Hoy el relato evangélico nos lleva de nuevo al desierto, donde el Señor alimentó a su pueblo con el maná bajado del cielo, pero es también el lugar de su “murmuración”, verbo típico de la incredulidad de Israel durante su marcha del Éxodo. Ahora en el relato de hoy, la incredulidad nace del escándalo debido a la humanidad de Cristo: “¿Cómo puede decir que ha bajado del cielo?”, cuando de Jesús se conoce el registro civil como “hijo de José”.
La encarnación reflejo indiscutible del amor de Dios, que tanto ha amado al mundo, aquí aparece y se transforma en un telón oscuro que nubla los ojos, hace dudosa la mente y hace “murmurar” los labios.
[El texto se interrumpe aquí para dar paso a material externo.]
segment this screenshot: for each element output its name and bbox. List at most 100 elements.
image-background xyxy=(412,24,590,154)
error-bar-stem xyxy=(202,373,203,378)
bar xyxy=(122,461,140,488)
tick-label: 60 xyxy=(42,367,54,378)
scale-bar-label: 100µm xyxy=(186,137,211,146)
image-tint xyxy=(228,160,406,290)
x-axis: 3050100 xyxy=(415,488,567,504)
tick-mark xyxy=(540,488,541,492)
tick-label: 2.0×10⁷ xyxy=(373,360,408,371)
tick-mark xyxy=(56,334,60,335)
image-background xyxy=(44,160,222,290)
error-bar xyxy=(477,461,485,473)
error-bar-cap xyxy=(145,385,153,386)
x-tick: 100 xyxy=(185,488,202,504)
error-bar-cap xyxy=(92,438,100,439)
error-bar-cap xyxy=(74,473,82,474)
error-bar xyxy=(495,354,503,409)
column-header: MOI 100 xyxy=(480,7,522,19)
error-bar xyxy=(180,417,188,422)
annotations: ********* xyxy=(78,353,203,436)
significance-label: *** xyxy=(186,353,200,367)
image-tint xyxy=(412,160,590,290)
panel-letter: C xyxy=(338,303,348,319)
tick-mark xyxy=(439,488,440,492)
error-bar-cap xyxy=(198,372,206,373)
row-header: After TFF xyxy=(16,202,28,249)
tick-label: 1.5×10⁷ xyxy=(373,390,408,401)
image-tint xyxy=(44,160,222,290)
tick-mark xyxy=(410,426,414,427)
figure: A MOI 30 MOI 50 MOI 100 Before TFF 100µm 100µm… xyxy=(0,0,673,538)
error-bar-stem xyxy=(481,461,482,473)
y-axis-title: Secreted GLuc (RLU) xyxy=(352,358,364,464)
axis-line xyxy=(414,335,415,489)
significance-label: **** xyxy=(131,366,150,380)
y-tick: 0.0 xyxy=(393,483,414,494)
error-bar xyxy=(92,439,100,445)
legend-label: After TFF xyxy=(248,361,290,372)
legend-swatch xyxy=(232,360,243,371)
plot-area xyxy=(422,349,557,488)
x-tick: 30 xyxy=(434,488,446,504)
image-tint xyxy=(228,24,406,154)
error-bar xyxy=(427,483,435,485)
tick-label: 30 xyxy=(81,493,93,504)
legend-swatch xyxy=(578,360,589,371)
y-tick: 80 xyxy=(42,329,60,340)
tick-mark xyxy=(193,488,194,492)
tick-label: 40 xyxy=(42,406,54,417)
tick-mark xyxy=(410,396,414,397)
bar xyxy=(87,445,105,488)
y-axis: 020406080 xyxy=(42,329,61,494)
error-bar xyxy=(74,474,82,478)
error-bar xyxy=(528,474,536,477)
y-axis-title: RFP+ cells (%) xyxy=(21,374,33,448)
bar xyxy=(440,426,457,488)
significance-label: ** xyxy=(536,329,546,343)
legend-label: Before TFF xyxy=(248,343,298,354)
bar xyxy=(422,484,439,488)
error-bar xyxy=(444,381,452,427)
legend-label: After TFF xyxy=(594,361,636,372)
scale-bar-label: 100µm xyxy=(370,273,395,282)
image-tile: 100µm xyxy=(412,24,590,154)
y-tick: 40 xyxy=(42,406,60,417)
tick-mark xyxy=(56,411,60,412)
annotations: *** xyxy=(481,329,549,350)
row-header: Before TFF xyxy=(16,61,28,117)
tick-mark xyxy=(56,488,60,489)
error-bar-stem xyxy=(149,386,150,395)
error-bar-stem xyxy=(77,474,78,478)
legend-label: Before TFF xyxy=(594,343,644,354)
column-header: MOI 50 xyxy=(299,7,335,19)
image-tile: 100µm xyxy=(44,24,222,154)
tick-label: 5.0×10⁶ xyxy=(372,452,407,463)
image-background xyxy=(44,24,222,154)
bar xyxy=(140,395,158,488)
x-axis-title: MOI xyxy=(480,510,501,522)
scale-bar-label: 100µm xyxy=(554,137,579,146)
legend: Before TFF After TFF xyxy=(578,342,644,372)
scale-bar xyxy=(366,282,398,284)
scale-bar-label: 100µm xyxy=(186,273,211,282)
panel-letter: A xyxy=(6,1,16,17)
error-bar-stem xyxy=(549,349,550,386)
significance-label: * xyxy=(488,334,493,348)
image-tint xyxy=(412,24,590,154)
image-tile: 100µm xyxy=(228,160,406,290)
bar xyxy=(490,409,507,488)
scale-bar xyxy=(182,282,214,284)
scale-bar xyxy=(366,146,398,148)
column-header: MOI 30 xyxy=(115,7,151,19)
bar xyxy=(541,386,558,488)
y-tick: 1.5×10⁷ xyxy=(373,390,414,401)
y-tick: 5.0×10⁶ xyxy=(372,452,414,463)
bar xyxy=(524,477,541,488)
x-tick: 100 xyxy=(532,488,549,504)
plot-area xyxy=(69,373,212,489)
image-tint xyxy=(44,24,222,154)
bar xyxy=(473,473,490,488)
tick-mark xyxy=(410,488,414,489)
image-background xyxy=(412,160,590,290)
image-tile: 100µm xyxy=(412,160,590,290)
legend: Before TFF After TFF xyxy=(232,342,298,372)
Para nosotros la experiencia de este domingo con el Jesús encarnado y presente en la celebración eucarística, nos permite vivir el itinerario de peregrinación que el profeta Elías realiza también al desierto, señalado en la primera lectura de hoy (1 Re 19, 4-8), su fuga le permite llegar a las fuentes espirituales del pueblo elegido, es decir, “al monte del Señor”, el Horeb-Sinaí.
El pan bajado del cielo y llevado por el ángel había temporáneamente librado de la muerte al profeta Elías que deseaba morir. Ahora, “el pan vivo bajado del cielo” ofrecido por Jesús hace que “si uno lo come vivirá para siempre”. Este lenguaje de Jesús, refiere que el creyente al comer de este pan, entra en la misma vida de Dios, participa de su ser, Dios se comunica con él, lo invade, lo transforma. Si esta es la realidad del que come el verdadero pan bajado del cielo, el que Jesús nos da, el creyente entonces, abandona la incredulidad y acepta como buen discípulo la enseñanza de su maestro, que como señaló el profeta Isaías: “Y todos serán enseñados por Dios” y la lección hoy dada está dictada por un Maestro superior a todos los otros, es Dios mismo quien nos la ofrece.